The router is in Frankfurt, Germany and has a full-table transit. It also has an iBGP peer with another 1036 in London via a pseudowire service provided by a third party.
Approx every 3-4 weeks the BGP service on the Frankfurt router just seems to stop. On the console, if I do ‘routing bgp export’ I get the comments lines and then the interface hangs (until ctrl-c)
[admin@FRARTR01] > routing bgp export
# sep/07/2014 12:25:36 by RouterOS 6.18
# software id = KYWQ-UYW1
#
If I look in the web interface, both BGP instances and BGP peers are blank:
The only way to recover (that I have found) is to reboot the entire router. Incidentally, this takes a long time - approx 2 minutes from issuing the reboot command on the console until the router stops pinging. When it reboots BGP is fully operational again:
It is almost as if the BGP daemon ‘crashes’ and the router cannot restart it?
The router was deployed in June with routeros v6.15. This issue occured 3 times. I upgraded to v6.18 around 3 weeks ago and this failed with the same issue yesterday.
Has anyone else seen a similar issue with a service just stopping working? Is there any way to debug or find out why this is happening? I had hoped that a software change would have fixed it but having used two versions of the operating system, unless someone else can confirm the same bug, I am starting to think this is a hardware issue. Obviously that is a huge difficulty as the router is in Frankfurt and I am in London!
Can you make a supout.rif while you encounter the BGP problem?
It’s a long shot, but if you succeed in getting a supout, maybe Mikrotik support can find something out.

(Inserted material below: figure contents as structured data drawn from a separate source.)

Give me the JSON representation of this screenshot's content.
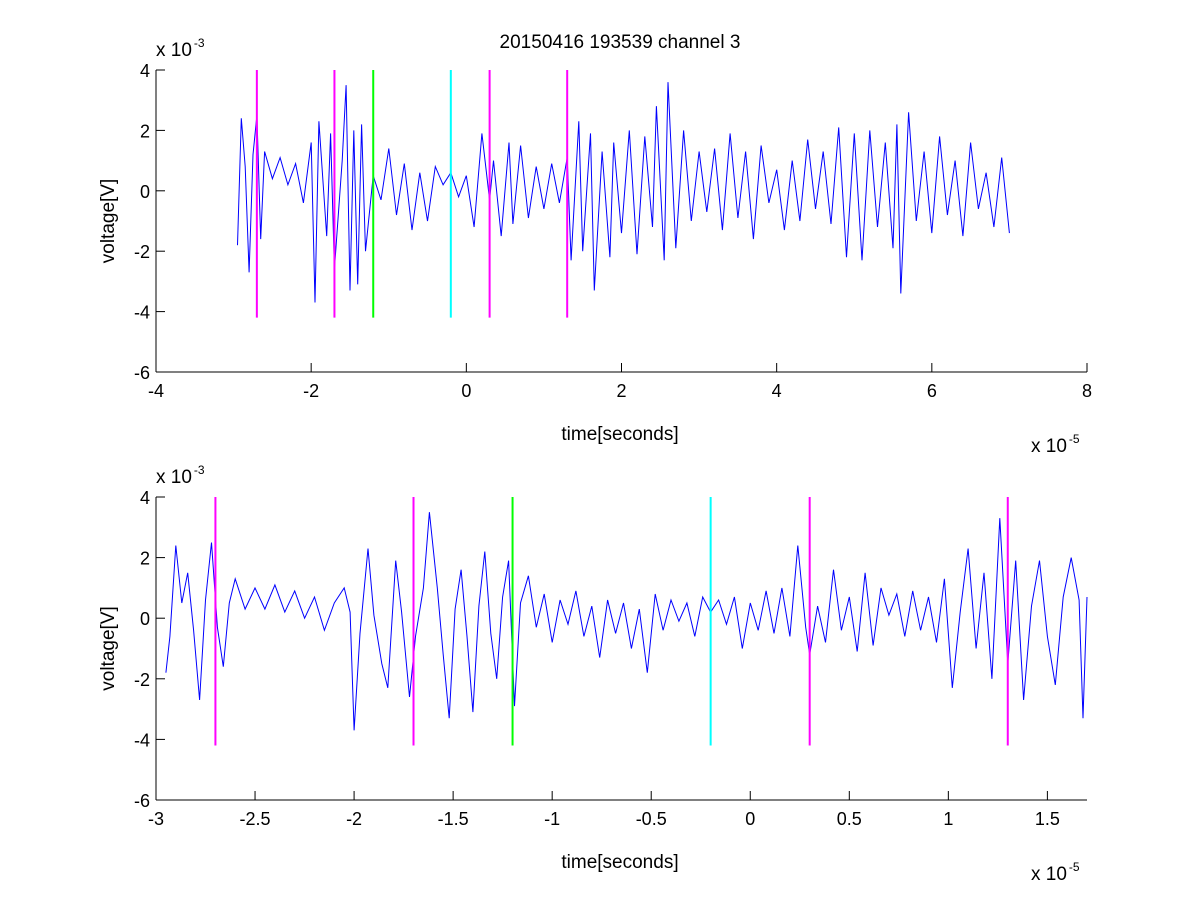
{
  "figure": {
    "title": "20150416 193539 channel 3"
  },
  "chart_data": [
    {
      "type": "line",
      "title": "20150416 193539 channel 3",
      "xlabel": "time[seconds]",
      "ylabel": "voltage[V]",
      "x_exponent_base": "x 10",
      "x_exponent_power": "-5",
      "y_exponent_base": "x 10",
      "y_exponent_power": "-3",
      "xlim": [
        -4,
        8
      ],
      "ylim": [
        -6,
        4
      ],
      "xticks": [
        -4,
        -2,
        0,
        2,
        4,
        6,
        8
      ],
      "xtick_labels": [
        "-4",
        "-2",
        "0",
        "2",
        "4",
        "6",
        "8"
      ],
      "yticks": [
        -6,
        -4,
        -2,
        0,
        2,
        4
      ],
      "ytick_labels": [
        "-6",
        "-4",
        "-2",
        "0",
        "2",
        "4"
      ],
      "grid": false,
      "series": [
        {
          "color": "#0000ff",
          "x_range": [
            -2.95,
            7.0
          ],
          "points": [
            [
              -2.95,
              -1.8
            ],
            [
              -2.9,
              2.4
            ],
            [
              -2.85,
              0.8
            ],
            [
              -2.8,
              -2.7
            ],
            [
              -2.75,
              1.2
            ],
            [
              -2.7,
              2.5
            ],
            [
              -2.65,
              -1.6
            ],
            [
              -2.6,
              1.3
            ],
            [
              -2.5,
              0.4
            ],
            [
              -2.4,
              1.1
            ],
            [
              -2.3,
              0.2
            ],
            [
              -2.2,
              0.9
            ],
            [
              -2.1,
              -0.4
            ],
            [
              -2.0,
              1.6
            ],
            [
              -1.95,
              -3.7
            ],
            [
              -1.9,
              2.3
            ],
            [
              -1.8,
              -1.5
            ],
            [
              -1.75,
              1.9
            ],
            [
              -1.7,
              -2.6
            ],
            [
              -1.6,
              1.0
            ],
            [
              -1.55,
              3.5
            ],
            [
              -1.5,
              -3.3
            ],
            [
              -1.45,
              2.0
            ],
            [
              -1.4,
              -3.1
            ],
            [
              -1.35,
              2.2
            ],
            [
              -1.3,
              -2.0
            ],
            [
              -1.2,
              0.5
            ],
            [
              -1.1,
              -0.3
            ],
            [
              -1.0,
              1.4
            ],
            [
              -0.9,
              -0.8
            ],
            [
              -0.8,
              0.9
            ],
            [
              -0.7,
              -1.3
            ],
            [
              -0.6,
              0.6
            ],
            [
              -0.5,
              -1.0
            ],
            [
              -0.4,
              0.8
            ],
            [
              -0.3,
              0.2
            ],
            [
              -0.2,
              0.6
            ],
            [
              -0.1,
              -0.2
            ],
            [
              0.0,
              0.5
            ],
            [
              0.1,
              -1.2
            ],
            [
              0.2,
              1.9
            ],
            [
              0.3,
              -0.3
            ],
            [
              0.35,
              1.0
            ],
            [
              0.45,
              -1.5
            ],
            [
              0.55,
              1.6
            ],
            [
              0.6,
              -1.1
            ],
            [
              0.7,
              1.5
            ],
            [
              0.8,
              -0.9
            ],
            [
              0.9,
              0.8
            ],
            [
              1.0,
              -0.6
            ],
            [
              1.1,
              0.9
            ],
            [
              1.2,
              -0.4
            ],
            [
              1.3,
              1.1
            ],
            [
              1.35,
              -2.3
            ],
            [
              1.45,
              2.3
            ],
            [
              1.5,
              -2.0
            ],
            [
              1.6,
              1.9
            ],
            [
              1.65,
              -3.3
            ],
            [
              1.75,
              1.3
            ],
            [
              1.85,
              -2.2
            ],
            [
              1.9,
              1.6
            ],
            [
              2.0,
              -1.4
            ],
            [
              2.1,
              2.0
            ],
            [
              2.2,
              -2.1
            ],
            [
              2.3,
              1.8
            ],
            [
              2.4,
              -1.2
            ],
            [
              2.45,
              2.8
            ],
            [
              2.55,
              -2.3
            ],
            [
              2.6,
              3.6
            ],
            [
              2.7,
              -1.9
            ],
            [
              2.8,
              2.0
            ],
            [
              2.9,
              -1.0
            ],
            [
              3.0,
              1.3
            ],
            [
              3.1,
              -0.7
            ],
            [
              3.2,
              1.4
            ],
            [
              3.3,
              -1.3
            ],
            [
              3.4,
              1.9
            ],
            [
              3.5,
              -0.9
            ],
            [
              3.6,
              1.3
            ],
            [
              3.7,
              -1.6
            ],
            [
              3.8,
              1.5
            ],
            [
              3.9,
              -0.4
            ],
            [
              4.0,
              0.7
            ],
            [
              4.1,
              -1.3
            ],
            [
              4.2,
              1.0
            ],
            [
              4.3,
              -1.0
            ],
            [
              4.4,
              1.7
            ],
            [
              4.5,
              -0.6
            ],
            [
              4.6,
              1.3
            ],
            [
              4.7,
              -1.1
            ],
            [
              4.8,
              2.1
            ],
            [
              4.9,
              -2.2
            ],
            [
              5.0,
              1.9
            ],
            [
              5.1,
              -2.3
            ],
            [
              5.2,
              2.0
            ],
            [
              5.3,
              -1.2
            ],
            [
              5.4,
              1.6
            ],
            [
              5.5,
              -1.9
            ],
            [
              5.55,
              2.2
            ],
            [
              5.6,
              -3.4
            ],
            [
              5.7,
              2.6
            ],
            [
              5.8,
              -1.0
            ],
            [
              5.9,
              1.3
            ],
            [
              6.0,
              -1.4
            ],
            [
              6.1,
              1.8
            ],
            [
              6.2,
              -0.8
            ],
            [
              6.3,
              1.0
            ],
            [
              6.4,
              -1.5
            ],
            [
              6.5,
              1.6
            ],
            [
              6.6,
              -0.6
            ],
            [
              6.7,
              0.6
            ],
            [
              6.8,
              -1.2
            ],
            [
              6.9,
              1.1
            ],
            [
              7.0,
              -1.4
            ]
          ]
        }
      ],
      "markers": [
        {
          "x": -2.7,
          "y_from": -4.2,
          "y_to": 4.0,
          "color": "#ff00ff"
        },
        {
          "x": -1.7,
          "y_from": -4.2,
          "y_to": 4.0,
          "color": "#ff00ff"
        },
        {
          "x": -1.2,
          "y_from": -4.2,
          "y_to": 4.0,
          "color": "#00ff00"
        },
        {
          "x": -0.2,
          "y_from": -4.2,
          "y_to": 4.0,
          "color": "#00ffff"
        },
        {
          "x": 0.3,
          "y_from": -4.2,
          "y_to": 4.0,
          "color": "#ff00ff"
        },
        {
          "x": 1.3,
          "y_from": -4.2,
          "y_to": 4.0,
          "color": "#ff00ff"
        }
      ]
    },
    {
      "type": "line",
      "title": "",
      "xlabel": "time[seconds]",
      "ylabel": "voltage[V]",
      "x_exponent_base": "x 10",
      "x_exponent_power": "-5",
      "y_exponent_base": "x 10",
      "y_exponent_power": "-3",
      "xlim": [
        -3.0,
        1.7
      ],
      "ylim": [
        -6,
        4
      ],
      "xticks": [
        -3,
        -2.5,
        -2,
        -1.5,
        -1,
        -0.5,
        0,
        0.5,
        1,
        1.5
      ],
      "xtick_labels": [
        "-3",
        "-2.5",
        "-2",
        "-1.5",
        "-1",
        "-0.5",
        "0",
        "0.5",
        "1",
        "1.5"
      ],
      "yticks": [
        -6,
        -4,
        -2,
        0,
        2,
        4
      ],
      "ytick_labels": [
        "-6",
        "-4",
        "-2",
        "0",
        "2",
        "4"
      ],
      "grid": false,
      "series": [
        {
          "color": "#0000ff",
          "x_range": [
            -2.95,
            1.7
          ],
          "points": [
            [
              -2.95,
              -1.8
            ],
            [
              -2.93,
              -0.6
            ],
            [
              -2.9,
              2.4
            ],
            [
              -2.87,
              0.5
            ],
            [
              -2.84,
              1.5
            ],
            [
              -2.81,
              -0.4
            ],
            [
              -2.78,
              -2.7
            ],
            [
              -2.75,
              0.6
            ],
            [
              -2.72,
              2.5
            ],
            [
              -2.69,
              -0.3
            ],
            [
              -2.66,
              -1.6
            ],
            [
              -2.63,
              0.5
            ],
            [
              -2.6,
              1.3
            ],
            [
              -2.55,
              0.3
            ],
            [
              -2.5,
              1.0
            ],
            [
              -2.45,
              0.3
            ],
            [
              -2.4,
              1.1
            ],
            [
              -2.35,
              0.2
            ],
            [
              -2.3,
              0.9
            ],
            [
              -2.25,
              0.0
            ],
            [
              -2.2,
              0.7
            ],
            [
              -2.15,
              -0.4
            ],
            [
              -2.1,
              0.5
            ],
            [
              -2.05,
              1.0
            ],
            [
              -2.02,
              0.2
            ],
            [
              -2.0,
              -3.7
            ],
            [
              -1.97,
              -0.5
            ],
            [
              -1.93,
              2.3
            ],
            [
              -1.9,
              0.1
            ],
            [
              -1.86,
              -1.5
            ],
            [
              -1.83,
              -2.3
            ],
            [
              -1.79,
              1.9
            ],
            [
              -1.76,
              0.2
            ],
            [
              -1.72,
              -2.6
            ],
            [
              -1.69,
              -0.6
            ],
            [
              -1.65,
              1.0
            ],
            [
              -1.62,
              3.5
            ],
            [
              -1.58,
              1.0
            ],
            [
              -1.55,
              -1.2
            ],
            [
              -1.52,
              -3.3
            ],
            [
              -1.49,
              0.3
            ],
            [
              -1.46,
              1.6
            ],
            [
              -1.43,
              -0.6
            ],
            [
              -1.4,
              -3.1
            ],
            [
              -1.37,
              0.4
            ],
            [
              -1.34,
              2.2
            ],
            [
              -1.31,
              -0.5
            ],
            [
              -1.28,
              -2.0
            ],
            [
              -1.25,
              0.7
            ],
            [
              -1.22,
              1.9
            ],
            [
              -1.19,
              -2.9
            ],
            [
              -1.16,
              0.5
            ],
            [
              -1.12,
              1.4
            ],
            [
              -1.08,
              -0.3
            ],
            [
              -1.04,
              0.8
            ],
            [
              -1.0,
              -0.8
            ],
            [
              -0.96,
              0.6
            ],
            [
              -0.92,
              -0.2
            ],
            [
              -0.88,
              0.9
            ],
            [
              -0.84,
              -0.6
            ],
            [
              -0.8,
              0.4
            ],
            [
              -0.76,
              -1.3
            ],
            [
              -0.72,
              0.6
            ],
            [
              -0.68,
              -0.5
            ],
            [
              -0.64,
              0.5
            ],
            [
              -0.6,
              -1.0
            ],
            [
              -0.56,
              0.3
            ],
            [
              -0.52,
              -1.8
            ],
            [
              -0.48,
              0.8
            ],
            [
              -0.44,
              -0.4
            ],
            [
              -0.4,
              0.6
            ],
            [
              -0.36,
              -0.1
            ],
            [
              -0.32,
              0.5
            ],
            [
              -0.28,
              -0.6
            ],
            [
              -0.24,
              0.7
            ],
            [
              -0.2,
              0.2
            ],
            [
              -0.16,
              0.6
            ],
            [
              -0.12,
              -0.2
            ],
            [
              -0.08,
              0.7
            ],
            [
              -0.04,
              -1.0
            ],
            [
              0.0,
              0.5
            ],
            [
              0.04,
              -0.4
            ],
            [
              0.08,
              0.9
            ],
            [
              0.12,
              -0.5
            ],
            [
              0.16,
              1.0
            ],
            [
              0.2,
              -0.6
            ],
            [
              0.24,
              2.4
            ],
            [
              0.28,
              -0.3
            ],
            [
              0.3,
              -1.2
            ],
            [
              0.34,
              0.4
            ],
            [
              0.38,
              -0.8
            ],
            [
              0.42,
              1.6
            ],
            [
              0.46,
              -0.4
            ],
            [
              0.5,
              0.7
            ],
            [
              0.54,
              -1.1
            ],
            [
              0.58,
              1.5
            ],
            [
              0.62,
              -0.9
            ],
            [
              0.66,
              1.0
            ],
            [
              0.7,
              0.1
            ],
            [
              0.74,
              0.8
            ],
            [
              0.78,
              -0.6
            ],
            [
              0.82,
              0.9
            ],
            [
              0.86,
              -0.4
            ],
            [
              0.9,
              0.7
            ],
            [
              0.94,
              -0.8
            ],
            [
              0.98,
              1.3
            ],
            [
              1.02,
              -2.3
            ],
            [
              1.06,
              0.2
            ],
            [
              1.1,
              2.3
            ],
            [
              1.14,
              -1.0
            ],
            [
              1.18,
              1.5
            ],
            [
              1.22,
              -2.0
            ],
            [
              1.26,
              3.3
            ],
            [
              1.3,
              -1.5
            ],
            [
              1.34,
              1.9
            ],
            [
              1.38,
              -2.7
            ],
            [
              1.42,
              0.4
            ],
            [
              1.46,
              1.9
            ],
            [
              1.5,
              -0.6
            ],
            [
              1.54,
              -2.2
            ],
            [
              1.58,
              0.7
            ],
            [
              1.62,
              2.0
            ],
            [
              1.66,
              0.6
            ],
            [
              1.68,
              -3.3
            ],
            [
              1.7,
              0.7
            ]
          ]
        }
      ],
      "markers": [
        {
          "x": -2.7,
          "y_from": -4.2,
          "y_to": 4.0,
          "color": "#ff00ff"
        },
        {
          "x": -1.7,
          "y_from": -4.2,
          "y_to": 4.0,
          "color": "#ff00ff"
        },
        {
          "x": -1.2,
          "y_from": -4.2,
          "y_to": 4.0,
          "color": "#00ff00"
        },
        {
          "x": -0.2,
          "y_from": -4.2,
          "y_to": 4.0,
          "color": "#00ffff"
        },
        {
          "x": 0.3,
          "y_from": -4.2,
          "y_to": 4.0,
          "color": "#ff00ff"
        },
        {
          "x": 1.3,
          "y_from": -4.2,
          "y_to": 4.0,
          "color": "#ff00ff"
        }
      ]
    }
  ]
}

I have a 2x 1036s running 3 full v4 and v6 feeds.. one is at 47 days uptime on 6.17 right now… the other was up to about 60 days before I rebooted to test something (6.15).

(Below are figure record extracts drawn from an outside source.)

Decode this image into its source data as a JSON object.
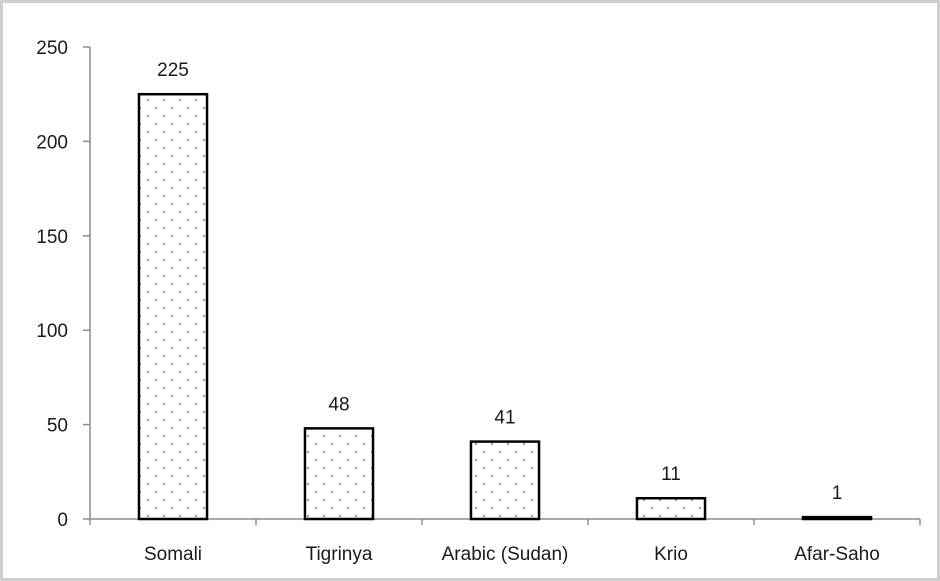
{
  "chart_data": {
    "type": "bar",
    "categories": [
      "Somali",
      "Tigrinya",
      "Arabic (Sudan)",
      "Krio",
      "Afar-Saho"
    ],
    "values": [
      225,
      48,
      41,
      11,
      1
    ],
    "data_labels": [
      "225",
      "48",
      "41",
      "11",
      "1"
    ],
    "title": "",
    "xlabel": "",
    "ylabel": "",
    "ylim": [
      0,
      250
    ],
    "yticks": [
      0,
      50,
      100,
      150,
      200,
      250
    ],
    "grid": false,
    "legend": "none",
    "bar_fill": "dotted",
    "colors": {
      "bar_fill": "#ffffff",
      "bar_dots": "#555555",
      "bar_edge": "#000000",
      "axis": "#8c8c8c",
      "frame": "#cfcfcf"
    }
  }
}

Yes, this is what MT support asked me to do too. Next time it happens I will do that. I was really wondering whether anyone else had seen the same problem and found a solution for it.
That’s disturbing.
I have two CCR1036s in one of the centers and they are exchanging full BGP table with two upstream ISPs.
I’ve just checked the uptime - 7 weeks.
I’ve had some flapping BGP sessions during these 7 weeks, but it was always a L2 device in between that was breaking the connection.
What you describe is pretty similar to a problem I noticed on the CCR, it only happened once though. The problem was that almost all of the bridge interfaces were gone! A restart of the device solved it. But again, as you describe - in my case the bridge config was shown as empty.
There are no file operations possible and it wiped the admin passwd !!!
Thank god filtering kept the world to login to this ospf router and kill our network.